Apart from the above for using the Profit Margin Scheme in Bahrain, the VAT payer should also obtain approval from the NBR.
What are the documentation required to be retained for the application of the Profit Margin Scheme in Bahrain?
As said earlier the companies are required to maintain certain documents to apply the Profit Margin Scheme in Bahrain.
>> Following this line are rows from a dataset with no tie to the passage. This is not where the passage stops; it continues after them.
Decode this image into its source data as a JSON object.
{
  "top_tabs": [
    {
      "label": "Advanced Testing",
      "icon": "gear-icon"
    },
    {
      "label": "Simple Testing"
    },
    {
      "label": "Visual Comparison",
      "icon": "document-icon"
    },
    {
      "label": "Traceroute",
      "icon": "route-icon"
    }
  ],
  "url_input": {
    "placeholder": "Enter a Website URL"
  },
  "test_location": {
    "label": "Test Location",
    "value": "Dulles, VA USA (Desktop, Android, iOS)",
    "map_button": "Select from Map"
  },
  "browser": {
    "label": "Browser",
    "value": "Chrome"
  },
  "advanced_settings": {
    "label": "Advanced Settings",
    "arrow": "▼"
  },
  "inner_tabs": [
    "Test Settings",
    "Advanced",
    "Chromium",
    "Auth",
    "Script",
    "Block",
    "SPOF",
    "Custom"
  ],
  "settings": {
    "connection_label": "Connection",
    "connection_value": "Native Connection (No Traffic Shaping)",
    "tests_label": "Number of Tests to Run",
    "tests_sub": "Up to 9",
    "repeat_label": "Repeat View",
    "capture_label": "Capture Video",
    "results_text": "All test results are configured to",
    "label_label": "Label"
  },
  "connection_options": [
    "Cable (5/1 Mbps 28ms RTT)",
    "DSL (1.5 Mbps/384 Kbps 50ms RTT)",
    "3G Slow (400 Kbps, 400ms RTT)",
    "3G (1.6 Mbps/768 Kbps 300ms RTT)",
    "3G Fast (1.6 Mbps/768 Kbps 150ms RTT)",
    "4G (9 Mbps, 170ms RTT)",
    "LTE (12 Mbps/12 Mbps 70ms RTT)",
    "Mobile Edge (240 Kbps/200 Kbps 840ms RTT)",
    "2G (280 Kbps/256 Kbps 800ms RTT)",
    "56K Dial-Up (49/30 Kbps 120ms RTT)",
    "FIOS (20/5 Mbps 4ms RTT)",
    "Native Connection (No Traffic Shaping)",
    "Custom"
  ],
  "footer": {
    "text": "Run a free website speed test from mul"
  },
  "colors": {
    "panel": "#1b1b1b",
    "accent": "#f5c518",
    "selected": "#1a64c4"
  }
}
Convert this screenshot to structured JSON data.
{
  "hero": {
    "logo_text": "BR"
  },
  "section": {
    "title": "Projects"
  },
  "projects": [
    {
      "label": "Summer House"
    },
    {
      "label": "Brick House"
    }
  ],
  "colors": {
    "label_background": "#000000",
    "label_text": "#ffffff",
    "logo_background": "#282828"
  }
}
The following are the documents to be retained for applying the Profit Margin Scheme in Bahrain:
- The company that is supplying goods under the profit margin scheme should issue a Tax invoice to the customer. The tax invoice must clearly indicate that VAT was charged using the profit margin scheme and must not show/disclose any tax amount on the Tax invoice.
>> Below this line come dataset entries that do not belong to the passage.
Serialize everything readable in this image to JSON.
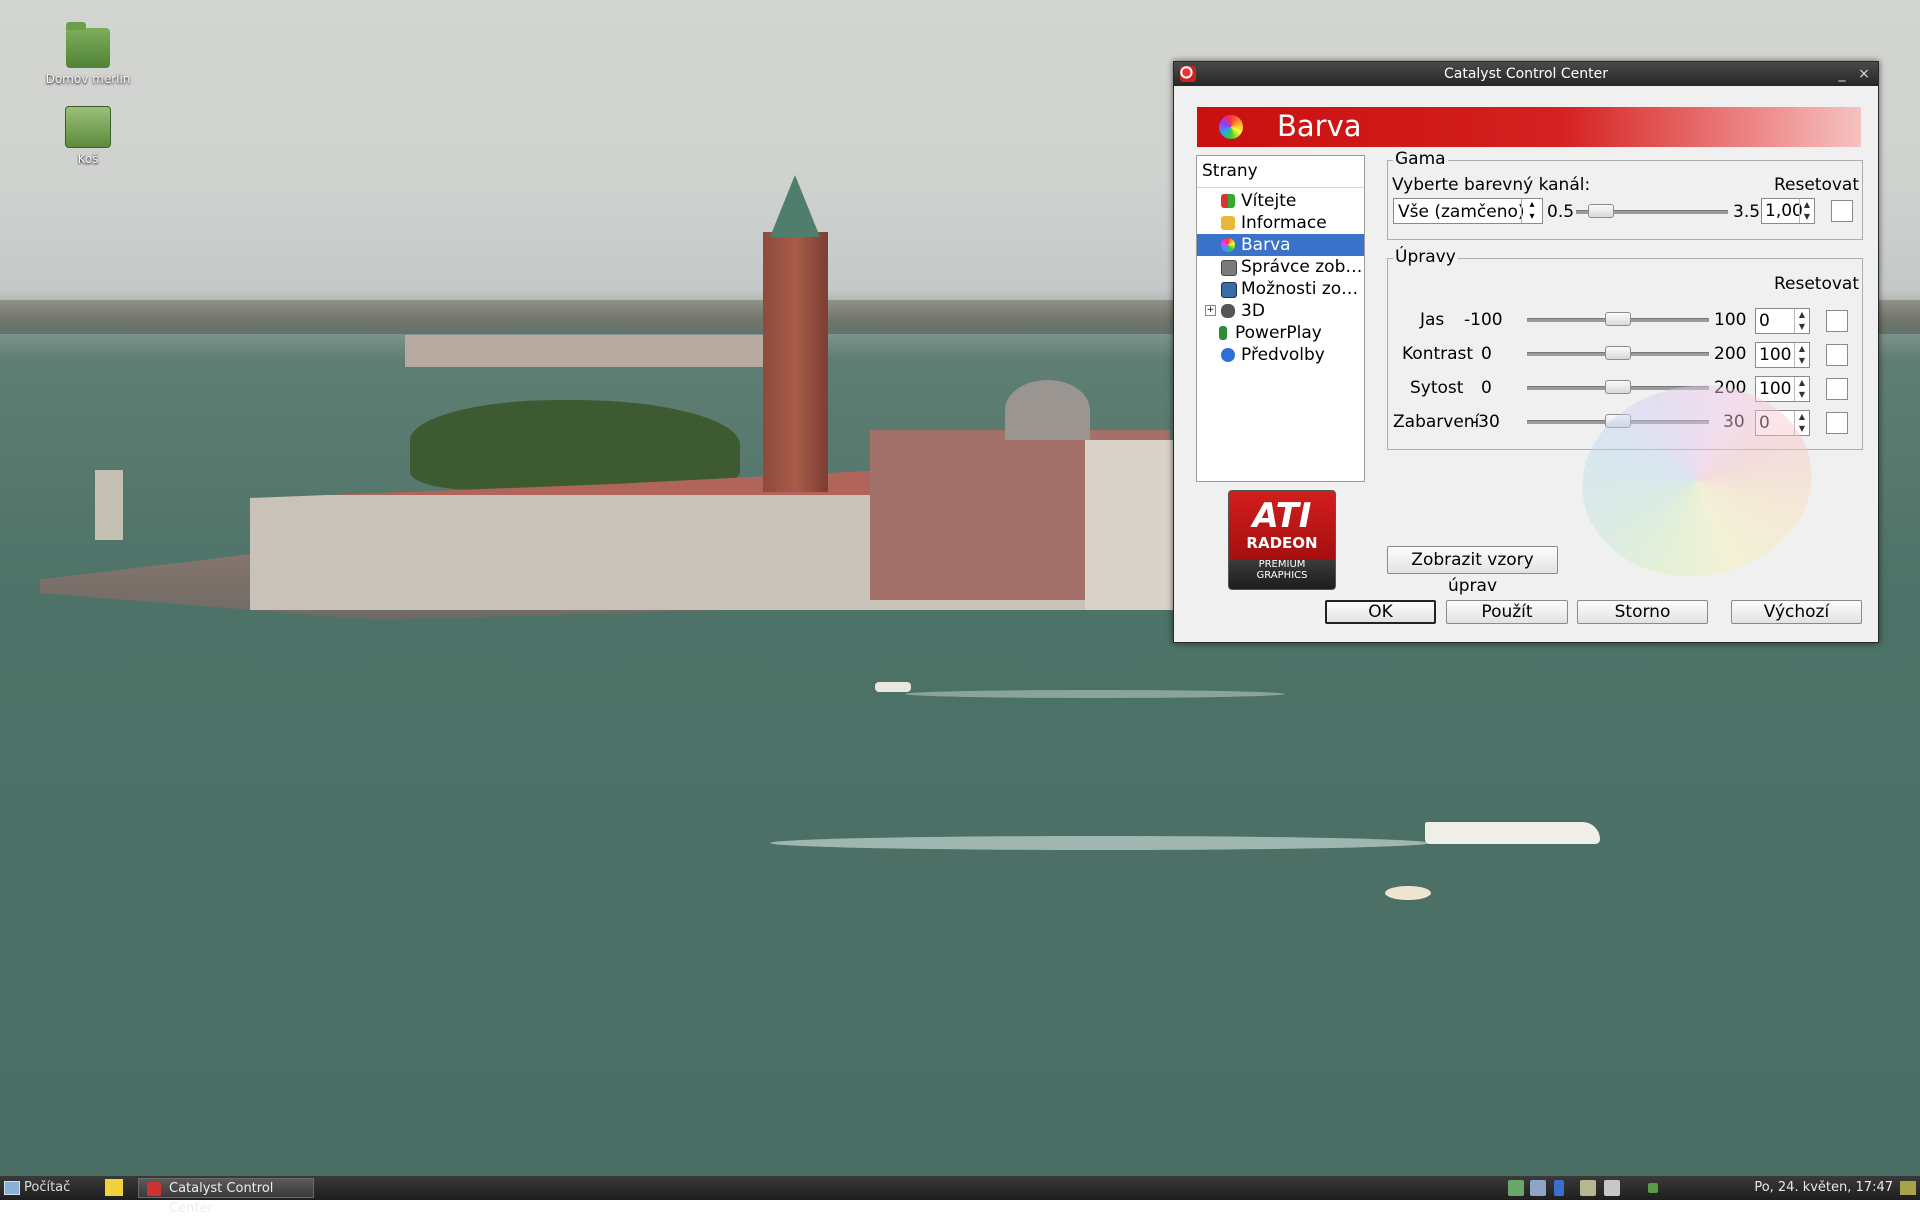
{
  "desktop": {
    "icons": [
      {
        "label": "Domov merlin",
        "icon": "home-folder-icon"
      },
      {
        "label": "Koš",
        "icon": "trash-icon"
      }
    ]
  },
  "window": {
    "title": "Catalyst Control Center",
    "minimize_glyph": "_",
    "close_glyph": "×",
    "page_title": "Barva",
    "nav": {
      "header": "Strany",
      "expand_glyph": "+",
      "items": [
        {
          "label": "Vítejte",
          "icon": "welcome-icon"
        },
        {
          "label": "Informace",
          "icon": "information-icon"
        },
        {
          "label": "Barva",
          "icon": "color-icon",
          "selected": true
        },
        {
          "label": "Správce zob…",
          "icon": "display-manager-icon"
        },
        {
          "label": "Možnosti zo…",
          "icon": "display-options-icon"
        },
        {
          "label": "3D",
          "icon": "3d-icon",
          "expandable": true
        },
        {
          "label": "PowerPlay",
          "icon": "powerplay-icon"
        },
        {
          "label": "Předvolby",
          "icon": "preferences-icon"
        }
      ]
    },
    "logo": {
      "brand": "ATI",
      "line2": "RADEON",
      "line3": "PREMIUM",
      "line4": "GRAPHICS"
    },
    "gamma": {
      "title": "Gama",
      "channel_label": "Vyberte barevný kanál:",
      "reset_label": "Resetovat",
      "channel_value": "Vše (zamčeno)",
      "min": "0.5",
      "max": "3.5",
      "value": "1,00",
      "slider_fraction": 0.167
    },
    "adjust": {
      "title": "Úpravy",
      "reset_label": "Resetovat",
      "rows": [
        {
          "label": "Jas",
          "min": "-100",
          "max": "100",
          "value": "0",
          "slider_fraction": 0.5
        },
        {
          "label": "Kontrast",
          "min": "0",
          "max": "200",
          "value": "100",
          "slider_fraction": 0.5
        },
        {
          "label": "Sytost",
          "min": "0",
          "max": "200",
          "value": "100",
          "slider_fraction": 0.5
        },
        {
          "label": "Zabarvení",
          "min": "-30",
          "max": "30",
          "value": "0",
          "slider_fraction": 0.5
        }
      ]
    },
    "show_patterns_label": "Zobrazit vzory úprav",
    "buttons": {
      "ok": "OK",
      "apply": "Použít",
      "cancel": "Storno",
      "defaults": "Výchozí"
    }
  },
  "taskbar": {
    "start_label": "Počítač",
    "task_label": "Catalyst Control Center",
    "clock": "Po, 24. květen, 17:47",
    "tray_icons": [
      "network-icon",
      "display-icon",
      "bluetooth-icon",
      "monitor-icon",
      "clipboard-icon",
      "workspace-icon"
    ]
  },
  "colors": {
    "accent": "#3a72c9",
    "banner": "#c90f0f",
    "titlebar": "#262626"
  }
}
- In some cases the company might have purchased the goods he is selling under the profit margin scheme, from another company who himself sold the goods under the profit margin scheme, In such situations, the company issuing the goods must retain the tax invoice received from his supplier to evidence the purchase being made under the profit margin scheme.
- Where the company has procured the goods from an unregistered dealer, then he must self-issue a tax invoice to evidence the same. This self-issued tax invoice should be signed by the supplier (Whom he bought the goods) of the goods or his authorized person.
How to calculate the Output VAT under the Profit Margin Scheme In Bahrain?
VAT is payable on the margin realized by the supplier for supplies of goods made under the Profit Margin Scheme in Bahrain. The margin is the difference between the sale price and their price of purchase. This margin is considered VAT inclusive.
For the computation of Output VAT under the profit margin scheme, the “profit margin” would be the difference in selling price and the purchase price of the goods.
This profit Margin computed would be considered as inclusive of VAT and therefor, the taxable value of supply can be calculated as:
- Profit Margin ÷05
And the VAT amount would be: Taxable value × Rate of VAT
The VAT amount can also be calculated using the following formula:
- Profit Margin ÷ 21
The selling price used should be the consideration received for the goods and the purchase price would be the total consideration paid to obtain the goods. That is both should include all the incidental expenses like commission, packaging, transportation, insurance, etc. charged by the supplier of goods.
In case the purchase price is higher than the selling price then no VAT amount would be applicable to the goods.
Can Input Tax be recovered while using the Profit Margin Scheme in Bahrain?
As said earlier the supplier computing the Output VAT on the goods based on the Profit Margin Scheme in Bahrain is not supposed to recover any input VAT incurred earlier during the purchase of the relevant goods.
Also, the supplier should not claim any input VAT recovered on the incidental expenses incurred during the purchase if these expenses are included in the sale value of the goods.
What is to be done in case NBR challenges the use of the Profit Margin Scheme in Bahrain after its application?
In case, the NBR challenges the use of the Profit Margin Scheme in Bahrain, then the supplier is obliged to compute the output VAT on the total value of the supply of the relevant goods and should not use the Profit Margin Scheme. In order to do this, the supplier is required to adjust the Output VAT amount that he might have calculated earlier. He can do so by using a valid tax invoice/credit note to support the adjustment to the Output VAT.